Unraveling the Interfacial Structure–Performance Correlation of Flexible Metal–Organic Framework Membranes on Polymeric Substrates

Pure metal–organic framework (MOF) layers deposited on porous supports are important candidates for molecular sieving membranes, but their performance usually deviates from theoretical estimations. Here, we combine step-wise scanning electron microscopy imaging, time-resolved synchrotron X-ray scattering, terahertz infrared spectroscopy, and density functional theory calculation to investigate the ZIF-8 membrane formation on two types (polydopamine and TiO2) of functionalized porous supports.
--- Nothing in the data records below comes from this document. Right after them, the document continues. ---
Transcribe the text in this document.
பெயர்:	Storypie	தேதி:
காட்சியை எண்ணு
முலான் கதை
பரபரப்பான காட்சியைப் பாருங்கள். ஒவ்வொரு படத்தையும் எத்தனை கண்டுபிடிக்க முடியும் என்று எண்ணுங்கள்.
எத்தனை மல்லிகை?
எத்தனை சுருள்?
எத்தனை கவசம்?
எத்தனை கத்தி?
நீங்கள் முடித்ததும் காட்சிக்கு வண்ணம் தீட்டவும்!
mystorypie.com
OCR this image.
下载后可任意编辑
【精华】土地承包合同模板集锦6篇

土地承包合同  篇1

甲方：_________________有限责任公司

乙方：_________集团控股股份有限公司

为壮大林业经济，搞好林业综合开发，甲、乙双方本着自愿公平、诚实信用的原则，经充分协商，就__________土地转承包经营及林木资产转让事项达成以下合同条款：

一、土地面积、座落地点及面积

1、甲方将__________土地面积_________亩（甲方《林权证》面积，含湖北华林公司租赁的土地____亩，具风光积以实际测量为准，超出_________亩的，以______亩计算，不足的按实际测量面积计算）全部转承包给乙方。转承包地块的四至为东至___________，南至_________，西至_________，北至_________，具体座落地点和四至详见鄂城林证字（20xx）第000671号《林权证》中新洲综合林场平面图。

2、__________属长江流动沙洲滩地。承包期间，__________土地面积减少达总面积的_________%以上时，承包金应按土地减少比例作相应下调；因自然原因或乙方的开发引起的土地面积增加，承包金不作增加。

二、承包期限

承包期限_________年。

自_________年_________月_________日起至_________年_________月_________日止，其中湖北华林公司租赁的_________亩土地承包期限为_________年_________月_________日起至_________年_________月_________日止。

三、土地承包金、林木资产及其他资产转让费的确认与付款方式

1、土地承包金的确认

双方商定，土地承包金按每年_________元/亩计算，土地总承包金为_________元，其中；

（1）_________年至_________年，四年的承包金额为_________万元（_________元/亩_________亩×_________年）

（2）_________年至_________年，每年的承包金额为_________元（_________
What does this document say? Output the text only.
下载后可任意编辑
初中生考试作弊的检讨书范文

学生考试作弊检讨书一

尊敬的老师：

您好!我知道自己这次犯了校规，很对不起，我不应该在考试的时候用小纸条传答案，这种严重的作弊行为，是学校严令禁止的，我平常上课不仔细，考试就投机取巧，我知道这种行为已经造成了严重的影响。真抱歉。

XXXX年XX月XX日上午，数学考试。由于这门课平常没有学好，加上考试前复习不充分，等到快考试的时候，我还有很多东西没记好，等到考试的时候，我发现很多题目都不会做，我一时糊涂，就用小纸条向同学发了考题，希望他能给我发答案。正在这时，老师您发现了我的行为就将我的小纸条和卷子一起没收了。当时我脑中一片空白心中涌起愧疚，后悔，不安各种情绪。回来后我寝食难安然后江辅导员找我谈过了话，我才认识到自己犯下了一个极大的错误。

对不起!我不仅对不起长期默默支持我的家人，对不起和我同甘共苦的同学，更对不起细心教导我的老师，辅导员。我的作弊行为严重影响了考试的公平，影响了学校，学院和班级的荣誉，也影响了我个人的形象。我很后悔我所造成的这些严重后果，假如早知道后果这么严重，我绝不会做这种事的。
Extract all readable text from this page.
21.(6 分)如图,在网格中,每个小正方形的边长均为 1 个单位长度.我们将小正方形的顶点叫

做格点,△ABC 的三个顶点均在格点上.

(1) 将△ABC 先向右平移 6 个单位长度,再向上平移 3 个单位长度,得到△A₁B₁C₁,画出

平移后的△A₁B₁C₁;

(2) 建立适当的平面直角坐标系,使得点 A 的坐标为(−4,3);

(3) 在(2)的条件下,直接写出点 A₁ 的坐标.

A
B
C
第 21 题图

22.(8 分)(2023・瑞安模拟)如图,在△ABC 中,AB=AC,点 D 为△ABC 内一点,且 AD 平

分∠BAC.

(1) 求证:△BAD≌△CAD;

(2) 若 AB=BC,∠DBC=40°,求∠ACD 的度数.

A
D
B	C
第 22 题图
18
Though molecular sieving of ZIF-8 membranes for smaller gases (He, H2, and CO2) can be achieved with both types of functionalized supports, we unravel that the strong interaction between MOF and polydopamine can disrupt the formation of “perfect” MOF crystals at the interface, leading to a “contracted” MOF structure with partially uncoordinated imidazolate ligands. This further affects the low-frequency dynamical parameters of the framework and inhibits the effective seeded growth. Eventually, it leads to an unexpected loss of selectivity for the bulkier gases (N2 and CH4) for ZIF-8 on polydopamine-functionalized supports. This work links the dynamical aspects of MOFs with their gas transport behavior and highlights the importance of regulating the interfacial weak forces to preserve the ideal molecular sieving efficiency of MOF membranes, which also provides guidance for defect engineering of MOF film fabrication for sensing and electronic devices beyond membranes.